Which peer would like to be Elizabeth Bennett?

Written by Baroness Hamwee on 28 August 2012 in Culture
Baroness Hamwee reveals her favourite pieces of political literature

This article is from the August issue of Total Politics

The Man on a Donkey by HFM Prescott, about ordinary people caught up in big events (the Pilgrimage of Grace in 1536) is always compelling.

Your least-favourite?
Genres, rather than books: science fiction has never appealed; pastel-covered chick lit, whose promise of escapism rapidly becomes irritation.

What’s your favourite political biography?
Irina Ratushinskaya’s Grey is the Colour of Hope – humanity and poetry in the gulag.  And Lord Tope, whose son asked him questions that Graham answered, mostly by BlackBerry, and found he’d produced a book.

About whom would you like to write a political biography?
Baroness Seear. I got to know Nancy, then in her 80s, when I came into the Lords, and relished her toughness, political nous and comments such as (at 2am on the bench): “Go home; you young things need your sleep.”

Who would you like to write your biography?
Margaret Forster. She highlights the important within the ordinary.

Name the most significant book in the last 10 years.
Barack Obama’s Dreams From My Father has probably influenced more Americans in their views on equalities than any academic tome.

What’s the most inspiring book you’ve ever read?
The novels of my friend William Palmer – most recently The India House – cover such a range of topics, places and times.

What’s your favourite book by a politician?
I’ve enjoyed listening to Chris Mullin’s memoirs on the radio, but wasn’t sure I could read something that cut so close to the bone.

Your favourite political novel?
Perhaps Gillian Slovo’s Red Dust.

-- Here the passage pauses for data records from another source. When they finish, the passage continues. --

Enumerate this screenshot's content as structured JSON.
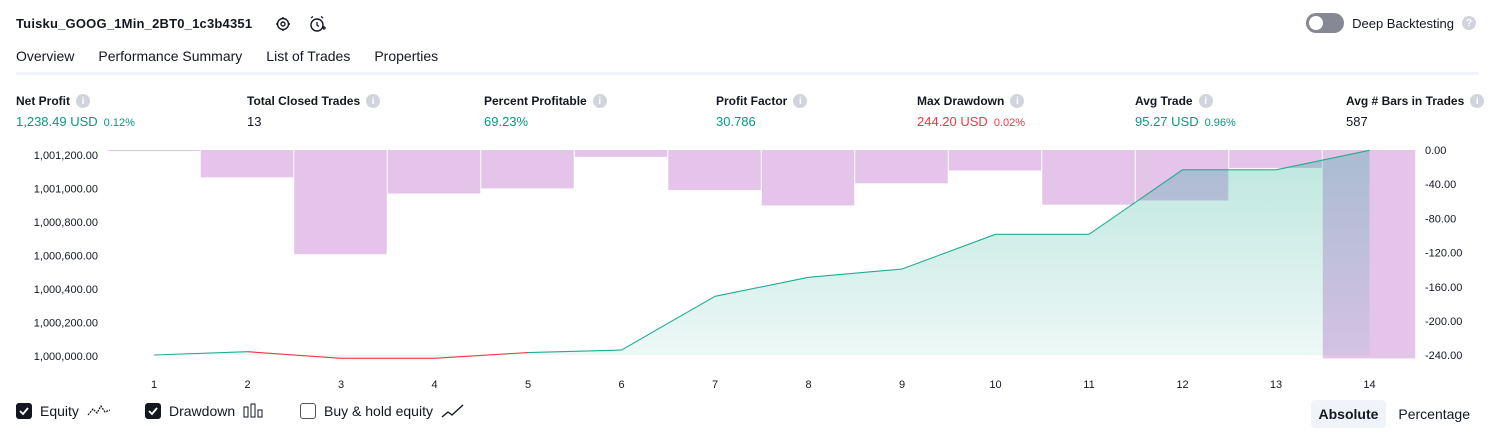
{
  "header": {
    "strategy_name": "Tuisku_GOOG_1Min_2BT0_1c3b4351",
    "deep_backtesting_label": "Deep Backtesting"
  },
  "tabs": [
    {
      "label": "Overview"
    },
    {
      "label": "Performance Summary"
    },
    {
      "label": "List of Trades"
    },
    {
      "label": "Properties"
    }
  ],
  "metrics": [
    {
      "label": "Net Profit",
      "value": "1,238.49 USD",
      "pct": "0.12%",
      "color": "green"
    },
    {
      "label": "Total Closed Trades",
      "value": "13",
      "pct": "",
      "color": "neutral"
    },
    {
      "label": "Percent Profitable",
      "value": "69.23%",
      "pct": "",
      "color": "green"
    },
    {
      "label": "Profit Factor",
      "value": "30.786",
      "pct": "",
      "color": "green"
    },
    {
      "label": "Max Drawdown",
      "value": "244.20 USD",
      "pct": "0.02%",
      "color": "red"
    },
    {
      "label": "Avg Trade",
      "value": "95.27 USD",
      "pct": "0.96%",
      "color": "green"
    },
    {
      "label": "Avg # Bars in Trades",
      "value": "587",
      "pct": "",
      "color": "neutral"
    }
  ],
  "chart_data": {
    "type": "line",
    "x_categories": [
      "1",
      "2",
      "3",
      "4",
      "5",
      "6",
      "7",
      "8",
      "9",
      "10",
      "11",
      "12",
      "13",
      "14"
    ],
    "left_axis": {
      "ticks": [
        "1,001,200.00",
        "1,001,000.00",
        "1,000,800.00",
        "1,000,600.00",
        "1,000,400.00",
        "1,000,200.00",
        "1,000,000.00"
      ],
      "range": [
        1000000,
        1001240
      ]
    },
    "right_axis": {
      "ticks": [
        "0.00",
        "-40.00",
        "-80.00",
        "-120.00",
        "-160.00",
        "-200.00",
        "-240.00"
      ],
      "range": [
        -240,
        0
      ]
    },
    "series": [
      {
        "name": "Equity",
        "type": "area",
        "color": "#22ab94",
        "loss_color": "#f23645",
        "values": [
          1000000,
          1000020,
          999980,
          999980,
          1000015,
          1000030,
          1000355,
          1000470,
          1000520,
          1000730,
          1000730,
          1001120,
          1001120,
          1001238
        ]
      },
      {
        "name": "Drawdown",
        "type": "bar",
        "color": "#ce93d8",
        "values": [
          -1,
          -32,
          -122,
          -51,
          -45,
          -8,
          -47,
          -65,
          -39,
          -24,
          -64,
          -59,
          -21,
          -244
        ]
      }
    ]
  },
  "legend": {
    "equity": "Equity",
    "drawdown": "Drawdown",
    "buy_hold": "Buy & hold equity"
  },
  "scale_toggle": {
    "absolute": "Absolute",
    "percentage": "Percentage"
  }
}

Viewed from our settled democracy, events in South Africa in the last two decades or so are extraordinary.

What would you like to write a book about?
I’ve talked about queues in the heat to vote in South Africa, and the lengths women here took to secure the vote. So, perhaps the Suffragettes.

Which fictional character would you be?
Charismatic and feisty would be pleasing. Elizabeth Bennett, maybe Beatrice wrapping Benedick around her little finger. Or maybe, as I’m a lawyer, Portia.